The artist has been the subject of the highest number of exhibitions in France, followed by the United States, Germany, Taiwan, and China, his country of origin. He has been most frequently exhibited in Lin & Lin Gallery (Taiwan), Marlborough Gallery (United States), Simon Blais (Canada), J. Bastien-Art (Belgium), and the Musée Fabre (France). Exhibitons of Wou-Ki’s works have been presented alongside pieces by artist Pierre Soulages, Hans Hartung, Antoni Tàpies, Pierre Alechinsky and Pablo Picasso.
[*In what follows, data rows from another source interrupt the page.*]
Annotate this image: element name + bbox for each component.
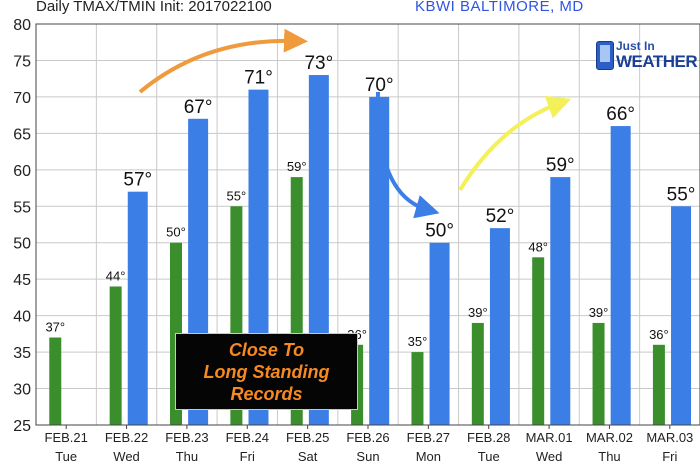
y-tick-label: 70	[13, 90, 31, 107]
x-tick-weekday: Wed	[113, 449, 140, 464]
callout-text: Close To Long Standing Records	[203, 339, 330, 404]
x-tick-weekday: Thu	[176, 449, 198, 464]
logo-line-1: Just In	[616, 39, 655, 53]
y-tick-label: 50	[13, 236, 31, 253]
x-tick-date: FEB.28	[467, 430, 510, 445]
tmin-value-label: 37°	[45, 320, 65, 335]
blue-cooling-arrow	[375, 91, 440, 219]
logo-line-2: WEATHER	[616, 52, 698, 71]
x-tick-date: FEB.22	[105, 430, 148, 445]
x-tick-date: FEB.24	[226, 430, 269, 445]
x-tick-date: FEB.23	[165, 430, 208, 445]
tmax-bar	[489, 228, 510, 425]
bar-series	[49, 75, 692, 426]
x-tick-weekday: Tue	[478, 449, 500, 464]
y-tick-label: 40	[13, 309, 31, 326]
bar-value-labels: 37° 44° 57° 50° 67° 55° 71° 59° 73° 36° 70° 35° 50° 3…	[45, 53, 695, 349]
tmin-bar	[49, 337, 62, 425]
tmin-value-label: 35°	[408, 334, 428, 349]
y-tick-label: 65	[13, 126, 31, 143]
x-tick-date: FEB.25	[286, 430, 329, 445]
tmax-value-label: 71°	[244, 68, 273, 89]
plot-frame	[35, 23, 700, 426]
x-tick-weekday: Fri	[240, 449, 255, 464]
x-tick-date: MAR.02	[586, 430, 633, 445]
x-tick-weekday: Tue	[55, 449, 77, 464]
y-axis-tick-labels: 25 30 35 40 45 50 55 60 65 70 75 80	[13, 17, 31, 435]
y-tick-label: 75	[13, 53, 31, 70]
x-axis-tick-labels: FEB.21 Tue FEB.22 Wed FEB.23 Thu FEB.24 Fri FEB.…	[45, 425, 693, 464]
tmax-bar	[610, 126, 631, 425]
tmin-value-label: 39°	[589, 305, 609, 320]
tmax-value-label: 70°	[365, 75, 394, 96]
x-tick-date: MAR.01	[526, 430, 573, 445]
tmax-value-label: 73°	[304, 53, 333, 74]
x-tick-weekday: Fri	[662, 449, 677, 464]
tmin-value-label: 59°	[287, 159, 307, 174]
tmax-bar	[429, 242, 450, 425]
x-tick-date: MAR.03	[646, 430, 693, 445]
tmax-bar	[550, 177, 571, 425]
y-tick-label: 55	[13, 199, 31, 216]
x-tick-date: FEB.26	[346, 430, 389, 445]
tmin-value-label: 50°	[166, 225, 186, 240]
y-tick-label: 35	[13, 345, 31, 362]
x-tick-weekday: Wed	[536, 449, 563, 464]
y-tick-label: 45	[13, 272, 31, 289]
tmax-bar	[671, 206, 692, 425]
x-tick-date: FEB.21	[45, 430, 88, 445]
phone-icon	[596, 41, 614, 70]
tmax-value-label: 59°	[546, 155, 575, 176]
tmin-bar	[592, 322, 605, 425]
y-tick-label: 80	[13, 17, 31, 34]
x-tick-weekday: Mon	[416, 449, 441, 464]
tmin-value-label: 48°	[528, 239, 548, 254]
just-in-weather-logo: Just In WEATHER	[594, 38, 698, 78]
tmax-value-label: 66°	[606, 104, 635, 125]
tmin-bar	[471, 322, 484, 425]
x-tick-weekday: Sat	[298, 449, 318, 464]
orange-warming-arrow	[138, 28, 308, 94]
y-tick-label: 25	[13, 418, 31, 435]
tmin-bar	[532, 257, 545, 425]
tmin-value-label: 44°	[106, 268, 126, 283]
station-name: KBWI BALTIMORE, MD	[415, 0, 584, 15]
tmin-bar	[109, 286, 122, 425]
tmax-value-label: 57°	[123, 170, 152, 191]
tmax-value-label: 50°	[425, 221, 454, 242]
tmin-bar	[652, 344, 665, 425]
trend-arrows	[138, 28, 572, 219]
y-tick-label: 60	[13, 163, 31, 180]
x-tick-weekday: Sun	[356, 449, 379, 464]
tmin-value-label: 39°	[468, 305, 488, 320]
tmax-bar	[369, 96, 390, 425]
tmax-value-label: 55°	[667, 184, 696, 205]
tmin-value-label: 36°	[649, 327, 669, 342]
x-tick-weekday: Thu	[598, 449, 620, 464]
tmax-value-label: 67°	[184, 97, 213, 118]
chart-title: Daily TMAX/TMIN Init: 2017022100	[36, 0, 272, 15]
tmax-value-label: 52°	[486, 206, 515, 227]
y-tick-label: 30	[13, 382, 31, 399]
tmin-value-label: 55°	[227, 188, 247, 203]
x-tick-date: FEB.27	[407, 430, 450, 445]
yellow-warming-arrow	[458, 95, 572, 192]
tmax-bar	[127, 191, 148, 425]
tmin-bar	[411, 352, 424, 425]
records-callout: Close To Long Standing Records	[175, 333, 358, 410]
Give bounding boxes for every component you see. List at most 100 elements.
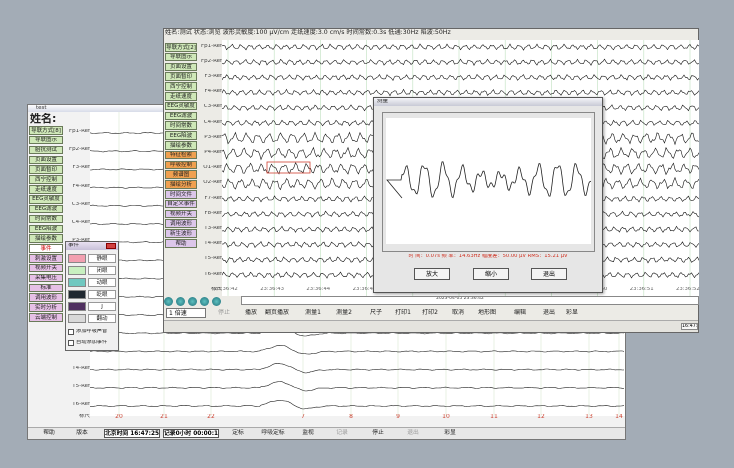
toolbar-button[interactable]: 取消 [451,309,464,316]
status-item[interactable]: 记录 [336,429,348,436]
side-button[interactable]: 云端控制 [29,313,63,322]
toolbar-button[interactable]: 测量1 [305,309,321,316]
scale-label: 标尺 [78,414,90,419]
checkbox[interactable] [68,329,74,335]
time-tick: 13 [585,414,593,420]
scale-label: 标尺 [210,287,222,292]
dialog-button[interactable]: 退出 [531,268,567,280]
channel-label: Fp1-Ref [200,43,222,49]
side-button[interactable]: EEG陷波 [165,131,197,140]
event-button[interactable]: 动眼 [88,278,116,287]
event-button[interactable]: 静眼 [88,254,116,263]
channel-label: T5-Ref [72,383,90,389]
status-item[interactable]: 定标 [232,429,244,436]
status-item[interactable]: 退出 [407,429,419,436]
side-button[interactable]: 页面暂印 [29,165,63,174]
event-color [68,278,86,287]
toolbar-button[interactable]: 打印1 [395,309,411,316]
side-button[interactable]: 调用波形 [165,219,197,228]
event-button[interactable]: 闭眼 [88,266,116,275]
toolbar-button[interactable]: 退出 [542,309,555,316]
status-item[interactable]: 版本 [76,429,88,436]
side-button[interactable]: 西宁控制 [165,82,197,91]
eeg-trace [90,381,625,392]
side-button[interactable]: 特征检索 [165,150,197,160]
side-button[interactable]: 自定义事件 [165,199,197,209]
side-button[interactable]: EEG陷波 [29,224,63,234]
side-button[interactable]: 新生波形 [165,229,197,238]
side-button[interactable]: 时间文件 [165,190,197,199]
side-button[interactable]: 走纸速度 [165,92,197,101]
speed-select[interactable]: 1 倍速 [166,308,206,318]
side-button[interactable]: 调用波形 [29,293,63,303]
channel-label: Fp1-Ref [68,129,90,134]
toolbar-button[interactable]: 编辑 [513,309,526,316]
side-button[interactable]: 事件 [29,244,63,253]
popup-title-bar [66,242,118,250]
checkbox[interactable] [68,340,74,346]
side-button[interactable]: 标准 [29,283,63,293]
side-button[interactable]: 呼吸控制 [165,160,197,170]
side-button[interactable]: 时间常数 [165,121,197,130]
toolbar-button[interactable]: 停止 [217,309,230,316]
side-button[interactable]: 西宁控制 [29,175,63,184]
side-button[interactable]: 实时分析 [29,303,63,312]
status-item: 北京时间 16:47:25 [104,429,160,438]
channel-label: T3-Ref [204,225,222,231]
name-label: 姓名: [30,113,57,125]
side-button[interactable]: EEG灵敏度 [29,194,63,204]
side-button[interactable]: 描绘参数 [29,234,63,243]
status-item[interactable]: 彩显 [444,429,456,436]
event-button[interactable]: 翻动 [88,314,116,323]
side-button[interactable]: EEG灵敏度 [165,101,197,111]
toolbar-button[interactable]: 打印2 [422,309,438,316]
side-button[interactable]: 频谱图 [165,170,197,179]
side-button[interactable]: 导联图示 [165,52,197,62]
status-item[interactable]: 呼吸定标 [261,429,285,436]
nav-button[interactable] [175,296,185,306]
side-button[interactable]: 页面设置 [29,155,63,165]
toolbar-button[interactable]: 地形图 [477,309,496,316]
side-button[interactable]: 页面设置 [165,62,197,72]
side-button[interactable]: 刺激设置 [29,254,63,263]
nav-button[interactable] [187,296,197,306]
side-button[interactable]: 导联方式[8] [29,126,63,135]
nav-button[interactable] [211,296,221,306]
event-button[interactable]: J [88,302,116,311]
side-button[interactable]: 导联方式[2] [165,43,197,52]
eeg-trace [90,363,625,374]
side-button[interactable]: 视频开关 [29,263,63,273]
nav-button[interactable] [199,296,209,306]
toolbar-button[interactable]: 测量2 [336,309,352,316]
eeg-trace [222,43,699,51]
toolbar-button[interactable]: 尺子 [369,309,382,316]
side-button[interactable]: 页面暂印 [165,72,197,81]
side-button[interactable]: EEG滤波 [165,111,197,121]
side-button[interactable]: 走纸速度 [29,185,63,194]
side-button[interactable]: 帮助 [165,239,197,248]
side-button[interactable]: 时间常数 [29,214,63,224]
side-button[interactable]: EEG滤波 [29,204,63,214]
channel-label: T4-Ref [204,241,222,247]
side-button[interactable]: 视频开关 [165,209,197,219]
dialog-button[interactable]: 缩小 [473,268,509,280]
status-item[interactable]: 停止 [372,429,384,436]
nav-button[interactable] [163,296,173,306]
toolbar-button[interactable]: 彩显 [565,309,578,316]
window-title: test [36,105,47,111]
measure-trace [386,161,591,199]
side-button[interactable]: 采集电压 [29,273,63,283]
event-button[interactable]: 眨眼 [88,290,116,299]
toolbar-button[interactable]: 播放 [244,309,257,316]
side-button[interactable]: 胎抗测试 [29,145,63,155]
status-item[interactable]: 帮助 [43,429,55,436]
side-button[interactable]: 导联图示 [29,135,63,145]
side-button[interactable]: 描绘分析 [165,180,197,189]
clock: 16:47:58 [681,323,698,330]
status-item[interactable]: 监视 [302,429,314,436]
toolbar-button[interactable]: 翻页播放 [264,309,289,316]
bottom-strip [164,320,698,332]
dialog-button[interactable]: 放大 [414,268,450,280]
side-button[interactable]: 描绘参数 [165,141,197,150]
close-button[interactable] [106,243,116,249]
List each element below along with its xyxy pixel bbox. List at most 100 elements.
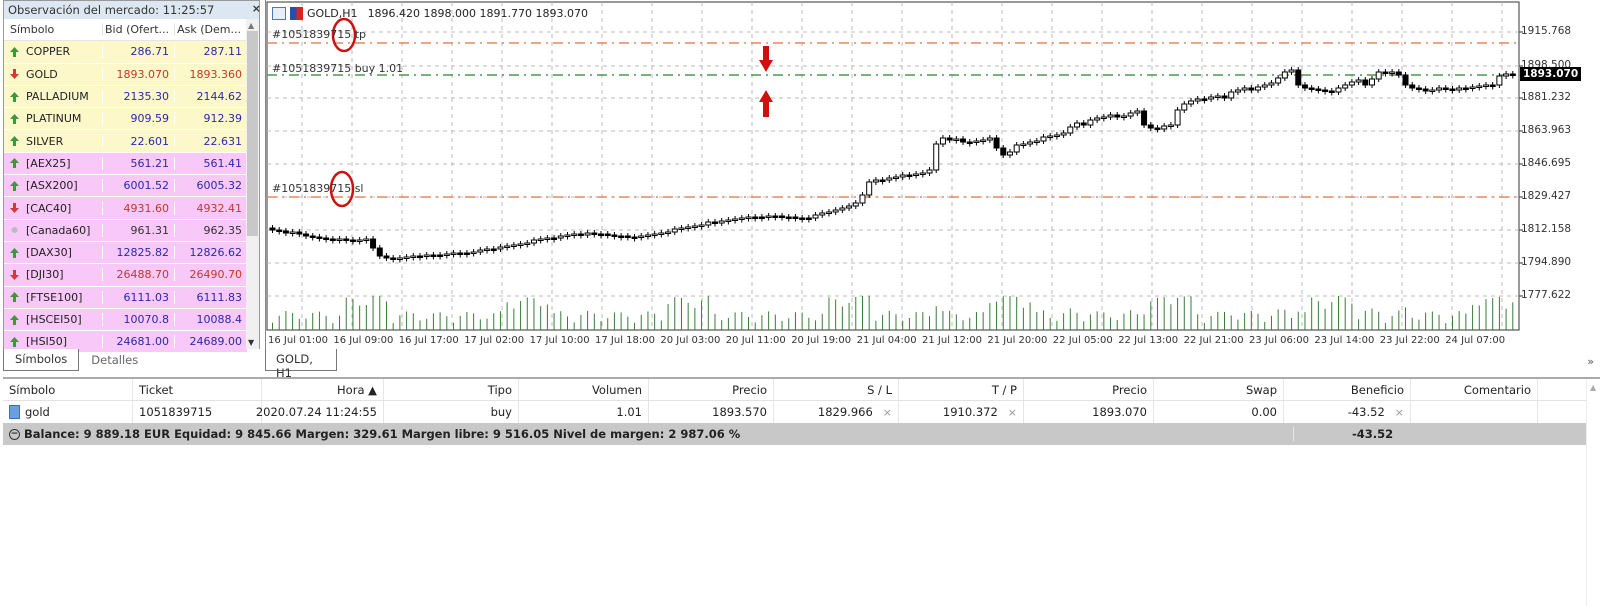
column-type[interactable]: Tipo <box>384 379 519 400</box>
column-volume[interactable]: Volumen <box>519 379 649 400</box>
chart-window[interactable]: GOLD,H1 1896.420 1898.000 1891.770 1893.… <box>265 0 1600 350</box>
price-tick: 1829.427 <box>1521 190 1572 202</box>
arrow-up-icon <box>10 158 19 169</box>
chart-header: GOLD,H1 1896.420 1898.000 1891.770 1893.… <box>272 7 588 20</box>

Works by the artist have been predominantly exhibited in galleries, as part of group exhibitions.

At auction, works by Zao Wou-Ki have realised total sales figures of almost $520 million, with an average price of $143,000.
Amongst his highest-selling works is Abstraction (1958), which realised the artist’s record when it was sold for $12.441 million (hammer price) during an auction at Sotheby’s Beijing. Following this is the painting 15.01.82, sold for $9.675 million (hammer price) at Sotheby’s Hong Kong in October 2013. During the same sale, painting 16.5.66 (1966) found a buyer for $9 million.
Whilst editions by the artist represent the greatest quantity of lots sold at public auction (66%) with over 2,400 lots sold, at $3,900 their average hammer price means the medium only represents a small portion of their total sales figures. 95% of the artist’s total sales figures have been realised through auctions of paintings: 758 lots have been sold at auction, gaining an average price of $650,000. Sales of 439 drawings have realised average sales of $40,000, representing 3% of the artist’s total sales figures, whilst 20 ceramic pieces have been sold for an average cost of $26,000.
Over the last ten years, both the number of the artist’s works offered for sale at auction and the price of his works has increased significantly, as indicated in the graphs. The artist’s death appeared to prompt a rise in demand for his works, which saw a corresponding rise in their value — a trend evinced by the artist’s three highest sales in 2013.

Sales of the artist’s works have predominantly taken place in France, the artist’s adoptive home. Outside of France, auctions have principally taken place in Asia, Taiwan and Hong Kong, with China accounting for the greatest quantity of the artist’s sales by value (44%).
Whilst sales of Wou-Ki’s works have been held in auction houses across the world, the high cost of his pieces means that the majority of sales have taken place at major houses Christie’s and Sotheby’s.
It is also worth noticing the relatively low unsold rate for works by Zao Wou-Ki, at 11%.
Despite a recent increase in the cost of the artist’s works, this unsold rate has remained relatively stable in recent years.
Whilst the entirety of the artist’s periods of production are valuable on the market, pieces created during the 1970s have proved to be less popular than those realised between the 1950s and 60s, along with those produced at the beginning of the 1980s.